Without consulting shareholders, an Upper West Side co-op board has quietly implemented a $1,000 fee – to be charged once a month for the duration of every apartment renovation project. The board instituted the fee two years ago and mentioned it, in passing, at this year’s annual meeting with shareholders. When questioned about the board’s power to impose such a fee, the managing agent replied, “Everyone’s doing it.” Is this true?
“Some alterations go on for a long time,” attorney Phyllis Weisberg of Montgomery McCracken tells the Ask Real Estate column in the New York Times. “As alterations become more complicated, you tend to see more of this.”
Jeffrey Weber, president of Weber-Farhat Realty Management, begs to differ. “I don’t know of anyone who’s doing it,” he says. “Some boards charge $1,000 to $5,000 as a security deposit in case of damage. The way I feel, if someone is renovating his apartment and increasing the value of all apartments in the building – based on the most recent sales – why penalize that person for improving the building?”
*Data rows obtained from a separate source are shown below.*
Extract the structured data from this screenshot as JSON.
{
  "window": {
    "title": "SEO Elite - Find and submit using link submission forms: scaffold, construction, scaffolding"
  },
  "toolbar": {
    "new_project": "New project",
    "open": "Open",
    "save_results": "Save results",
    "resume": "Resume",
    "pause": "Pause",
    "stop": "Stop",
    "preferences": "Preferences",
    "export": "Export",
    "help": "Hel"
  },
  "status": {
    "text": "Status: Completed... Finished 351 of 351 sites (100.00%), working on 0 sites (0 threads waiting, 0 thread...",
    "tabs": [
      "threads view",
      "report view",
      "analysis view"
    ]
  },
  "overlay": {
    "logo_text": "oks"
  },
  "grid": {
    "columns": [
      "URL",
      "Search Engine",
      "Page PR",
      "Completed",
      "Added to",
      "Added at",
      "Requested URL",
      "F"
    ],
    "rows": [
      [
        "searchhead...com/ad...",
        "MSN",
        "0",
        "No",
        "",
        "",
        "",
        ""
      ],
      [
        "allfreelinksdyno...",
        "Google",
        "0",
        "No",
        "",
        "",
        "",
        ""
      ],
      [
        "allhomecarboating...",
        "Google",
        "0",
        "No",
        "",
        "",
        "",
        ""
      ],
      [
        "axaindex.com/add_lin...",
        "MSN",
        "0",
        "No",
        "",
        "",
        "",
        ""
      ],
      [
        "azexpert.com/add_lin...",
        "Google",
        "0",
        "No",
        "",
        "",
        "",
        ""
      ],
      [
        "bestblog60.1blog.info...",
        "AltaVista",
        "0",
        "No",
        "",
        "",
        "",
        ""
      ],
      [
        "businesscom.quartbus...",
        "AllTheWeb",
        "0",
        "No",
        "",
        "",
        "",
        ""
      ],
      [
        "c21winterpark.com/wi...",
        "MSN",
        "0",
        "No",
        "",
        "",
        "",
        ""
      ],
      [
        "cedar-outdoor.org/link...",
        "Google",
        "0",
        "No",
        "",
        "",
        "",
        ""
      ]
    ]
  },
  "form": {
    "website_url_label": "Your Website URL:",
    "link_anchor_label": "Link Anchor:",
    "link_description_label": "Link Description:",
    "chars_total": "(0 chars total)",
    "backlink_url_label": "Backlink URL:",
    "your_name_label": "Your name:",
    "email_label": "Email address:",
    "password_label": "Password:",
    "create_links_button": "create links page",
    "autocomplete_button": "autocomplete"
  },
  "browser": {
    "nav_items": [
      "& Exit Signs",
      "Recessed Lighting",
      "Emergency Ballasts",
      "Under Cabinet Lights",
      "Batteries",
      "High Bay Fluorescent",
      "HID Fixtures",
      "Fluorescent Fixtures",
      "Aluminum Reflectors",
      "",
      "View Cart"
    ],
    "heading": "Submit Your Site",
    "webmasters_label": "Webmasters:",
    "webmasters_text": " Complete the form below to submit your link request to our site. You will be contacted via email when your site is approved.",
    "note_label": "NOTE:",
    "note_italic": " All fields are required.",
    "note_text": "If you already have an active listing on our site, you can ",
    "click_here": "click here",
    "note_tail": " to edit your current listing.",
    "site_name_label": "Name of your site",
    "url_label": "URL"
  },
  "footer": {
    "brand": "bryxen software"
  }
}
Most co-op shareholders and condo unit-owners are familiar with alteration agreements, which boards require any time an apartment is upgraded or two apartments are combined. The agreements typically require the renovator to pay for the board’s architect to review plans, and they lay out a schedule for completion of work and set fines if deadlines are not met.
Fees like the one in the Upper West Side co-op are meant to cover the ancillary costs of renovations. Maybe the job is forcing the building to hire additional staff, or pay overtime to existing workers. Neighbors may have to tolerate dust, noise and the general headache of living next to construction. The service elevator may be tied up with crews carrying materials up and down. And of course if the meter is ticking to the tune of $1,000 a month, there’s an incentive to complete the renovation as quickly as possible.